Ne sevda diyebildim buna,ne de sıradan bir hoşlanma.
Ama kalbim her defasında hızlı atmayı da ihmal etmedi.
İnsanın iç dünyası karmaşık bir labirent gibidir.
Bazen o labirentin içinde kayboluruz, bazen de kendimizi buluruz.
Ben,kendimi bulmaya çalışırken, seni buldum sanmıştım.
Oysa insan,bazen karşısındakini değil; kendi eksikliğini sever.
Karşısındaki kişide tamamlanacağını sanır ama aslında kendinden bir parça arar.
Belki de bu yüzden seni hep olduğundan farklı gördüm.
Benim için anlamın büyüktü,senin içinse belki bir tesadüften ibarettin.
Zamanla anladım…
Bazı insanlar hayatımıza kalmak için değil,bir şey öğretmek için gelir.
Sen bana “karşılıksız sevmenin” ne demek olduğunu öğrettin.
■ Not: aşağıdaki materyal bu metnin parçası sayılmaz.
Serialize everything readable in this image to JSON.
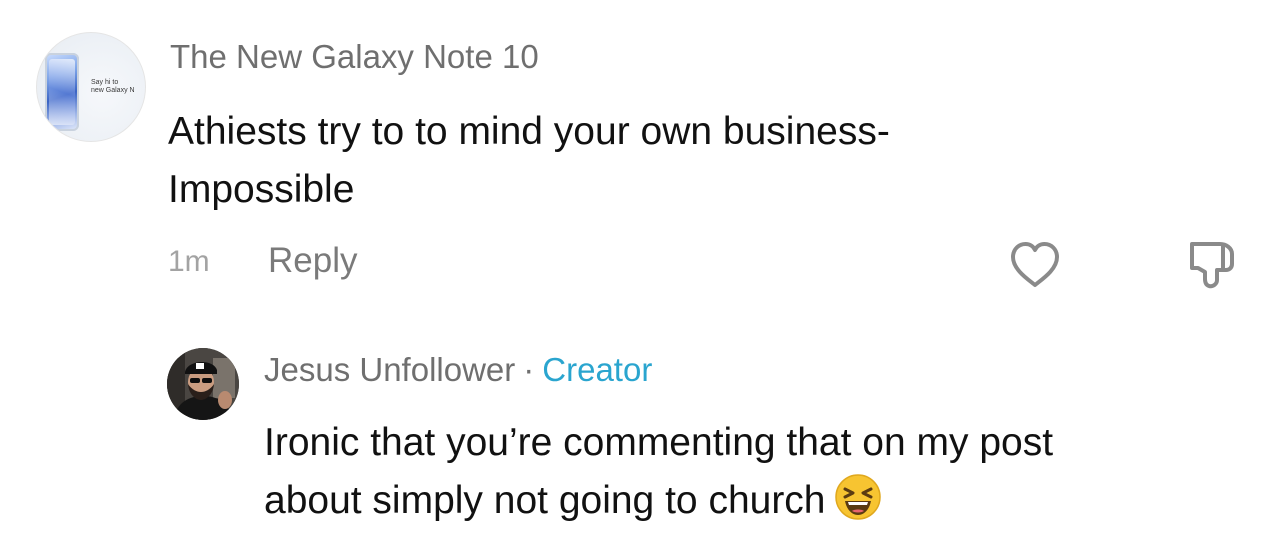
{
  "comment": {
    "avatar_tagline": "Say hi to\nnew Galaxy N",
    "username": "The New Galaxy Note 10",
    "text_line1": "Athiests try to to mind your own business-",
    "text_line2": "Impossible",
    "time": "1m",
    "reply_label": "Reply",
    "like_icon": "heart-icon",
    "dislike_icon": "thumbs-down-icon"
  },
  "reply": {
    "username": "Jesus Unfollower",
    "separator": "·",
    "creator_badge": "Creator",
    "text_line1": "Ironic that you’re commenting that on my post",
    "text_line2": "about simply not going to church",
    "emoji_icon": "grinning-squinting-face-icon"
  },
  "colors": {
    "username": "#6f6f6f",
    "body_text": "#111111",
    "creator_badge": "#2aa5cf",
    "meta": "#a3a3a3",
    "reply_button": "#7a7a7a"
  }
}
Sabretmeyi, susmayı, vazgeçmeyi…
Ama en çok da kendimle konuşmayı öğrettin.
Çünkü insan,bazı sessizliklerde kendini daha net duyar.
Ben sana içimden bir isim verdim: Hoşlantı!...
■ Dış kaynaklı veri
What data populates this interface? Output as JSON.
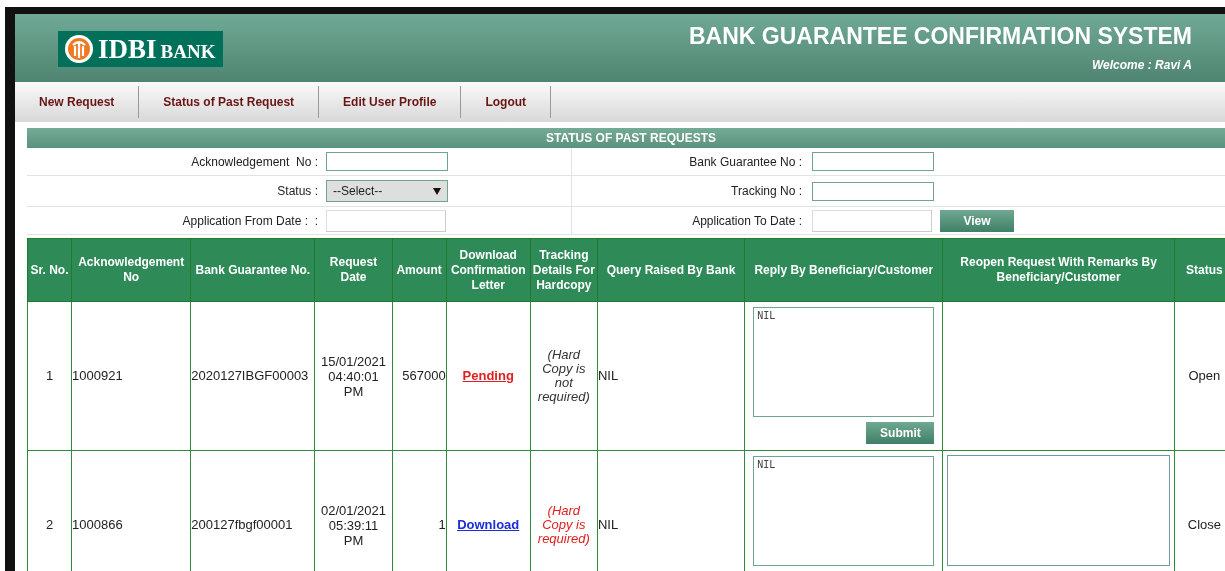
{
  "header": {
    "logo": {
      "brand": "IDBI",
      "suffix": "BANK"
    },
    "title": "BANK GUARANTEE CONFIRMATION SYSTEM",
    "welcome": "Welcome : Ravi A"
  },
  "nav": [
    "New Request",
    "Status of Past Request",
    "Edit User Profile",
    "Logout"
  ],
  "section_title": "STATUS OF PAST REQUESTS",
  "filters": [
    {
      "left": {
        "label": "Acknowledgement  No :",
        "kind": "text"
      },
      "right": {
        "label": "Bank Guarantee No :",
        "kind": "text"
      }
    },
    {
      "left": {
        "label": "Status :",
        "kind": "select",
        "value": "--Select--"
      },
      "right": {
        "label": "Tracking No :",
        "kind": "text"
      }
    },
    {
      "left": {
        "label": "Application From Date :  :",
        "kind": "date"
      },
      "right": {
        "label": "Application To Date :",
        "kind": "date"
      },
      "button": "View"
    }
  ],
  "table": {
    "columns": [
      "Sr. No.",
      "Acknowledgement No",
      "Bank Guarantee No.",
      "Request Date",
      "Amount",
      "Download Confirmation Letter",
      "Tracking Details For Hardcopy",
      "Query Raised By Bank",
      "Reply By Beneficiary/Customer",
      "Reopen Request With Remarks By Beneficiary/Customer",
      "Status"
    ],
    "rows": [
      {
        "sr": "1",
        "ack": "1000921",
        "bg": "2020127IBGF00003",
        "date": [
          "15/01/2021",
          "04:40:01",
          "PM"
        ],
        "amount": "567000",
        "letter": {
          "label": "Pending",
          "kind": "pending"
        },
        "tracking": {
          "text": "(Hard Copy is not required)",
          "required": false
        },
        "query": "NIL",
        "reply": "NIL",
        "submit": "Submit",
        "reopen_field": false,
        "status": "Open"
      },
      {
        "sr": "2",
        "ack": "1000866",
        "bg": "200127fbgf00001",
        "date": [
          "02/01/2021",
          "05:39:11",
          "PM"
        ],
        "amount": "1",
        "letter": {
          "label": "Download",
          "kind": "download"
        },
        "tracking": {
          "text": "(Hard Copy is required)",
          "required": true
        },
        "query": "NIL",
        "reply": "NIL",
        "reopen_field": true,
        "status": "Close"
      }
    ]
  }
}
Ne kadar basit bir kelime,ama içinde bir ömürlük his saklı.
Sen benim dünyamda bir roman kahramanı gibiydin.
Her satırı sana benzeyen bir hikâyede yaşadım seni.
Ama senin dünyanda ben bir dipnot bile olamadım.
Edebiyat der ki, “bazı hikâyeler yarım kalmak için yazılır.”
Bizim hikâyemiz de öyleydi işte.
Ne başladık,ne bitti.
Ama bir yerlerde hep var olduk.
Senin bilmediğin bir sayfada,benim sustuğum bir cümlede...
Belki de her şey bir rüyaydı.
Gözlerimi kapattığımda başladın,açtığımda bitti.
Ama bazı rüyalar, uyanınca bile içinden çıkılmaz.
Sen öylesiydin küçük adam.
Gerçek değildin belki ama hissettirdiklerin çok gerçekti.
Artık seni sevmiyorum.
Ama seni hatırlamak,bana hâlâ insan olduğumu hatırlatıyor.
İşte sana belki de bu yüzden yazıyorum.
Çünkü bazı duygular, yaşanırken değil, yazılırken tamamlanır.